The record-breaking game pieces were used by Native American hunter-gatherers near the end of the last ice age, which makes them thousands of years older than previously known artifacts that could be considered dice.
They didn’t look like the classic cubes decorated with dots that tell your thimble to go directly to jail – instead, they were two-sided objects with different markings on each face. The principle is the same though: They could be thrown to generate a randomized binary option in a game of chance, like flipping a coin.
“Historians have traditionally treated dice and probability as Old World innovations,” says anthropologist Robert Madden, a PhD student at Colorado State University and author of the new study.
“What the archaeological record shows is that ancient Native American groups were deliberately making objects designed to produce random outcomes, and using those outcomes in structured games, thousands of years earlier than previously recognized.”
These ancient objects weren’t newly discovered, but their function as potential dice is. Madden developed a test: By analyzing Native American artifacts already known to be dice, he identified four features that they all had in common.
Then he compared other artifacts thought to potentially be game pieces to see whether they had any or all of these same features. Those that had all four features were deemed “diagnostic” prehistoric Native American dice, while those that only met some of the criteria were “probable” dice.
To be classed as dice, the objects needed to be two-sided objects made of wood or bone; each side had to be clearly different, usually with paints, pigments, or markings; they had flat or slightly curved surfaces; and they were the right size and shape for players to hold several of them in their hand at once and throw them down on a surface.
“In most cases, these objects had already been excavated and published,” says Madden. “What was missing wasn’t the evidence, it was a clear, continent-wide standard for recognizing what we were looking at.”
Of the artifacts Madden analyzed, he identified 565 that fit all four criteria for being dice. A further 94 objects were deemed probable dice, sporting some of the features. These artifacts came from 57 different archeological sites across North America, spanning thousands of years of history.
The oldest date back to the Folsom culture, between around 12,200 and 12,800 years ago, which yielded more than a dozen diagnostic dice. However, one probable die could go back to the Clovis people, and might be as old as 13,000 years.
Outside the Americas, the next-oldest examples of objects that functioned as dice are only about 5,500 years old, and were found in Asia and the Middle East. So if the North American collection is in fact an early form of dice as we know them, then it pushes back the time frame not just for this type of game, but for a certain kind of mathematical thinking.
“This finding is all the more significant because historians of mathematics frequently identify the invention of dice and games of chance as a crucial early step in humanity’s evolving discovery and understanding of randomness and the probabilistic nature of the Universe,” Madden writes in the published article.
Related: A Roman-Era Stone Baffled Experts. AI May Have Solved The Mystery.
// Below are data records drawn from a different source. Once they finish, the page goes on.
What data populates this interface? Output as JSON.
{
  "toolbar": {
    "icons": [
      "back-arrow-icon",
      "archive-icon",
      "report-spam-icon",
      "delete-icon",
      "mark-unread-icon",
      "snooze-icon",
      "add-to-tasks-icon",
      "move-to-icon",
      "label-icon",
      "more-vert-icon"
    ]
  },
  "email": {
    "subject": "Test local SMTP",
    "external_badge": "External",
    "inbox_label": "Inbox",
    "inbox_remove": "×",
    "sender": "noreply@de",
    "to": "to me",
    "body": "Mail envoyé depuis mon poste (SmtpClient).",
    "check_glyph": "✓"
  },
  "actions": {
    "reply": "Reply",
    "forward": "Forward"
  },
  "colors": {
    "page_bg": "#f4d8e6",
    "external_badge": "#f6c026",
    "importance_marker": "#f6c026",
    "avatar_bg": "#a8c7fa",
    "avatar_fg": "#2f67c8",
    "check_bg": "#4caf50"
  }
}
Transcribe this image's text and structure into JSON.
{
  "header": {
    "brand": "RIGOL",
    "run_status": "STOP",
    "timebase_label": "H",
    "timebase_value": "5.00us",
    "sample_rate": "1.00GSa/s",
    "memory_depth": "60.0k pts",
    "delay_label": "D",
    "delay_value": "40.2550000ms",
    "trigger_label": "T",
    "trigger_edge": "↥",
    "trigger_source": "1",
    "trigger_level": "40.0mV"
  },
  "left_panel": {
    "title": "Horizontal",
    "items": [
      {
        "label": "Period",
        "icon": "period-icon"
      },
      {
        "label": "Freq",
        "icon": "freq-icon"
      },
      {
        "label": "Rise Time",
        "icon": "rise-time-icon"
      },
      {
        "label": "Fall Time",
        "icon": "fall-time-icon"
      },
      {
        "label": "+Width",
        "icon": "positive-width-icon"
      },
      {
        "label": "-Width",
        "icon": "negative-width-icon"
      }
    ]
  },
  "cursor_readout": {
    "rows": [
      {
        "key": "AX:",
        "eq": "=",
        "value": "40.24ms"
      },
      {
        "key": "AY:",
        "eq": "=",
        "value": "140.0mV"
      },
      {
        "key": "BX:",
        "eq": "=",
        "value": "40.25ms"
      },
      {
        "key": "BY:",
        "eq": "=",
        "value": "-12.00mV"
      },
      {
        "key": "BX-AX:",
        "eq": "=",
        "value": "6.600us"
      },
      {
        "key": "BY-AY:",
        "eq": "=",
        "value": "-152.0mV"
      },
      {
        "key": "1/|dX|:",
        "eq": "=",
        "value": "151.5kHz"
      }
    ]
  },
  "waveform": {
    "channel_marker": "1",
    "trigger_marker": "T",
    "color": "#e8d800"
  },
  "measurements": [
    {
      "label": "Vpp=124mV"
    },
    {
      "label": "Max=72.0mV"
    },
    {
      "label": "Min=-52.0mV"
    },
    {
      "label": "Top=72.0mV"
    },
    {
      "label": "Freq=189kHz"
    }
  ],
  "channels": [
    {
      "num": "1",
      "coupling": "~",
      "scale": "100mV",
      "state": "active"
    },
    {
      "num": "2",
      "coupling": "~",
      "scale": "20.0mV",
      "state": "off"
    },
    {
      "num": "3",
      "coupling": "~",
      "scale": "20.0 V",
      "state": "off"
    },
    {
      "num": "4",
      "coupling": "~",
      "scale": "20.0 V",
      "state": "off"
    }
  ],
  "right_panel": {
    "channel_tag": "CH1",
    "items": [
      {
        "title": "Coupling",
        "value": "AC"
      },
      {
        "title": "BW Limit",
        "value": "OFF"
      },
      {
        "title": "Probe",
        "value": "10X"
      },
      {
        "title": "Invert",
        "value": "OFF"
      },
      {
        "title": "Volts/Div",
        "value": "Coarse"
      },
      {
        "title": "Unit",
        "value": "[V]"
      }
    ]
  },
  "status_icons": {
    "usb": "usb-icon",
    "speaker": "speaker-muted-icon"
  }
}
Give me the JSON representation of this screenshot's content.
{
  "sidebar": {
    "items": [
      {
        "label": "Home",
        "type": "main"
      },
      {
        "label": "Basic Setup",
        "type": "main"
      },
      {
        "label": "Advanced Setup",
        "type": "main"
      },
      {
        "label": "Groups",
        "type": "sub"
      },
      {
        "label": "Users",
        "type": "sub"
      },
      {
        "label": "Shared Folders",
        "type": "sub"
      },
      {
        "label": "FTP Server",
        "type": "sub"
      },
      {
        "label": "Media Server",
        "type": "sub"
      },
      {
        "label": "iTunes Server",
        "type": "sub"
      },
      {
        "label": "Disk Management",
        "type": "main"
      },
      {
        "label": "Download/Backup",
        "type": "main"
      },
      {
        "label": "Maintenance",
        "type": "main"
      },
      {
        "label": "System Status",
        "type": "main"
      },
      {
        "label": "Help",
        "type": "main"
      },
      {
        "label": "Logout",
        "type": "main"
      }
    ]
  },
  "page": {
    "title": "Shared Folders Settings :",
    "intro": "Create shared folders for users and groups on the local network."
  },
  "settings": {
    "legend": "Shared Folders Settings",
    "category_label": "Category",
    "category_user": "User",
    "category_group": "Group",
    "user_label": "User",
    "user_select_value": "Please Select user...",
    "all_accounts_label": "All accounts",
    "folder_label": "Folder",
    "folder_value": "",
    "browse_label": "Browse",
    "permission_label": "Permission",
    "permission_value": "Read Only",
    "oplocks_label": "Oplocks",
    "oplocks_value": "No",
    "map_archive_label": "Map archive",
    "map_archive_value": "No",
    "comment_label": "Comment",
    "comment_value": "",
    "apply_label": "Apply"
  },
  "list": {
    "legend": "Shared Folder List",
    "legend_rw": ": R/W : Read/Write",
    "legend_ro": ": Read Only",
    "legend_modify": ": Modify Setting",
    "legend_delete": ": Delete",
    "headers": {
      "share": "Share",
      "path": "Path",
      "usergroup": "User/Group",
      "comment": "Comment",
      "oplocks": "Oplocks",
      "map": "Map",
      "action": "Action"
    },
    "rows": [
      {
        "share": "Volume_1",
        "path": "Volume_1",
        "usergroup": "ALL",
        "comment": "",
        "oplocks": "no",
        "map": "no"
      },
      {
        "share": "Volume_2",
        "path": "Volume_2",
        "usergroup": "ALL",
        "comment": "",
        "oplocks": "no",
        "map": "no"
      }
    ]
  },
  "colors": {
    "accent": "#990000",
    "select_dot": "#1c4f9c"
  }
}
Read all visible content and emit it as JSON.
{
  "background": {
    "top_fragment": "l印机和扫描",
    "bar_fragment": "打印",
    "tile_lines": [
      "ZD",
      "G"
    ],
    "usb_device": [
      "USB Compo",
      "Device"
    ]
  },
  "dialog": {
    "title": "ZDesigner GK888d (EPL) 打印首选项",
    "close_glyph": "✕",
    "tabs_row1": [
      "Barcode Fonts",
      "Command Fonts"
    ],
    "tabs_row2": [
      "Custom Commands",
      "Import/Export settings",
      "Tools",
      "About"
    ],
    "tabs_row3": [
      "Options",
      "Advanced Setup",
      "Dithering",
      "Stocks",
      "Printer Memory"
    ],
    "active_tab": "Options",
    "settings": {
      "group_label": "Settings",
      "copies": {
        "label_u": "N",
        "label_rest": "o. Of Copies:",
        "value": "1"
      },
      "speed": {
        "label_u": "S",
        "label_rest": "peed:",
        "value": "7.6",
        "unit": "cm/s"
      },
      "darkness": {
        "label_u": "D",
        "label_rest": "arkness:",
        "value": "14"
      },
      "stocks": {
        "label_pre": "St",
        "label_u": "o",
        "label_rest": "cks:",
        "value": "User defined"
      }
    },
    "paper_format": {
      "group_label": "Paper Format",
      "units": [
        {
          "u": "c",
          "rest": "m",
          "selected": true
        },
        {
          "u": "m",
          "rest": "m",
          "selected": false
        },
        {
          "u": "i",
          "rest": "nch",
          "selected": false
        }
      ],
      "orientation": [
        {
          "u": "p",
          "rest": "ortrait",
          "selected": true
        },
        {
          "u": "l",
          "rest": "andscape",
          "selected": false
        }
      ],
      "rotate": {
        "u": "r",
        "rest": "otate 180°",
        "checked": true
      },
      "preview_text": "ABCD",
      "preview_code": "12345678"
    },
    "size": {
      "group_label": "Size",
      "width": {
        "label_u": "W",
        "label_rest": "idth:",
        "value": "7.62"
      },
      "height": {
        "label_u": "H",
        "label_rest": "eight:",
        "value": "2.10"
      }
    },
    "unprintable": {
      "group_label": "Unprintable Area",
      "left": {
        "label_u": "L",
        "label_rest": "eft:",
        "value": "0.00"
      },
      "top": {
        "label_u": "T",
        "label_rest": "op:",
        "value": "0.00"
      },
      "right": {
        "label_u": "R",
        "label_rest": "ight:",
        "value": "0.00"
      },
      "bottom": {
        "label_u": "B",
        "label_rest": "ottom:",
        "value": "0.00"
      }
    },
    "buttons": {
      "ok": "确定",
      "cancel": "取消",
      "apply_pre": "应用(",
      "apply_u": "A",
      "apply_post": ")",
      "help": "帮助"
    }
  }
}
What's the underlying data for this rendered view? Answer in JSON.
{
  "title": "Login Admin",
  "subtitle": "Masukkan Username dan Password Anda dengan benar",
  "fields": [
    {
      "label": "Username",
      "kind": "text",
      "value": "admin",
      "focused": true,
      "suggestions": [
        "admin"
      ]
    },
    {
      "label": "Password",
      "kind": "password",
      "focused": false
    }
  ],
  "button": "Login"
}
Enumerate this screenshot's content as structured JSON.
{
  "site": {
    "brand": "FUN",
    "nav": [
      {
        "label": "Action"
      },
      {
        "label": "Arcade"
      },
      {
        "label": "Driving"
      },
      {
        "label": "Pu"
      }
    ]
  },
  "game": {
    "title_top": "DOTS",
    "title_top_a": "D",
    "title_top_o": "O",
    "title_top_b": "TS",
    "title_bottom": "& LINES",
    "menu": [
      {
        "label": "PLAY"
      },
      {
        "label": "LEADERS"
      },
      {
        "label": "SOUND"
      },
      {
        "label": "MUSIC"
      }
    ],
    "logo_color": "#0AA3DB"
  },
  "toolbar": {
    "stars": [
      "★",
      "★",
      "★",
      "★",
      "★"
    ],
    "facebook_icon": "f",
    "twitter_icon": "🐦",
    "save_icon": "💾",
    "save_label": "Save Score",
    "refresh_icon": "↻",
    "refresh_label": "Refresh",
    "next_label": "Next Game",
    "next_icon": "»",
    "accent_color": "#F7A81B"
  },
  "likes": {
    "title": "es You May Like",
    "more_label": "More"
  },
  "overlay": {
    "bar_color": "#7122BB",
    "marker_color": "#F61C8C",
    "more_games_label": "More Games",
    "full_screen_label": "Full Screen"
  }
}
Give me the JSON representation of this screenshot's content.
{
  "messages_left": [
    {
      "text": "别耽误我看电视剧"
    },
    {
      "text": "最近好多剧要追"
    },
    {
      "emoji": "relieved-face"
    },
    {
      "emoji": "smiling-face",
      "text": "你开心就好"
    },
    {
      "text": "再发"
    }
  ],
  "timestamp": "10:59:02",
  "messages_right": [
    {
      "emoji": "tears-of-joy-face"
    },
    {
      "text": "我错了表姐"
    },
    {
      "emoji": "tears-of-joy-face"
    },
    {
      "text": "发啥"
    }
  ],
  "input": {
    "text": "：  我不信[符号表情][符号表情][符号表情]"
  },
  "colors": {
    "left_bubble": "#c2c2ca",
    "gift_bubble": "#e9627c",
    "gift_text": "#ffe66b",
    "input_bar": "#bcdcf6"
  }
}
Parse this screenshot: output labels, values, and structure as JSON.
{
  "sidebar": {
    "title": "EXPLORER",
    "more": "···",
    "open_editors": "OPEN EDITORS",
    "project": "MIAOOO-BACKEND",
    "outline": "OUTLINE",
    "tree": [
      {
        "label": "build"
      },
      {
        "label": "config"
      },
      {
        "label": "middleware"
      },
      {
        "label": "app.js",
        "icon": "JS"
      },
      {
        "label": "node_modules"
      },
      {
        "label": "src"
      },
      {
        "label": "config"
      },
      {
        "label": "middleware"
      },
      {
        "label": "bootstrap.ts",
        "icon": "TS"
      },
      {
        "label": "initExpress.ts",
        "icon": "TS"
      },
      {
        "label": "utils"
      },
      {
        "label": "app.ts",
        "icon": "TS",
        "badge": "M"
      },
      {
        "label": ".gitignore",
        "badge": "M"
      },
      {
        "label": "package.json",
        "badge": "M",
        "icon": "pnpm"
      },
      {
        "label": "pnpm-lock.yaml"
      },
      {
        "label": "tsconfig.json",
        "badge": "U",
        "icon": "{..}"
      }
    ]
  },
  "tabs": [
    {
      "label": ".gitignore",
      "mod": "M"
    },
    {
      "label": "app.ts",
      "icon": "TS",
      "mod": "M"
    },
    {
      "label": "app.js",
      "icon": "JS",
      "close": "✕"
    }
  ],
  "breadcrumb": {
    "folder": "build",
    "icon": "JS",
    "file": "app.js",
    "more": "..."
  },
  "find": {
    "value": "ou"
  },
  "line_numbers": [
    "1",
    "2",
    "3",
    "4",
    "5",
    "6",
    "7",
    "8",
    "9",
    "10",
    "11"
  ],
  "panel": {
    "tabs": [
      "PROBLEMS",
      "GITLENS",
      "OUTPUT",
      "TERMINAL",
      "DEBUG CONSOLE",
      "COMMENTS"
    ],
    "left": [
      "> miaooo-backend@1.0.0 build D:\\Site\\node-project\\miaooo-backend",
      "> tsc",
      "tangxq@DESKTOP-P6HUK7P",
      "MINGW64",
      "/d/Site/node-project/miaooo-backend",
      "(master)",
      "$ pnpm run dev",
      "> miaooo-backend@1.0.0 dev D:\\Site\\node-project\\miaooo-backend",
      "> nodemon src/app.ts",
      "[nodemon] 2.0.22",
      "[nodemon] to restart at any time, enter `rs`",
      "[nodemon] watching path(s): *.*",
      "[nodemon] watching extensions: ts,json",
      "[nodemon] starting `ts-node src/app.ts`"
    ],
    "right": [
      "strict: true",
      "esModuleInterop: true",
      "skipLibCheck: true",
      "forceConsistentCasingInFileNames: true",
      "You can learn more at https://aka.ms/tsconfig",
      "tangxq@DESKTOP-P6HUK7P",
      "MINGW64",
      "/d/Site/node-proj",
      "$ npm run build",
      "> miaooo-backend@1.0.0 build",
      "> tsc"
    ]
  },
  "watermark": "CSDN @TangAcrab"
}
Of course, there’s always the chance that the artifacts aren’t ancient dice – Madden admits that it’s possible the objects may have been used for other purposes, such as divination. But the evidence for these other purposes isn’t as strong as it is for gaming, the study suggests.
“The results of this effort suggest that dice, games of chance, and gambling have been a persistent feature of Native American culture – one that served a critical role in social integration – for at least the last 12,000 years and continues into the present,” Madden writes.
The research was published in the journal American Antiquity.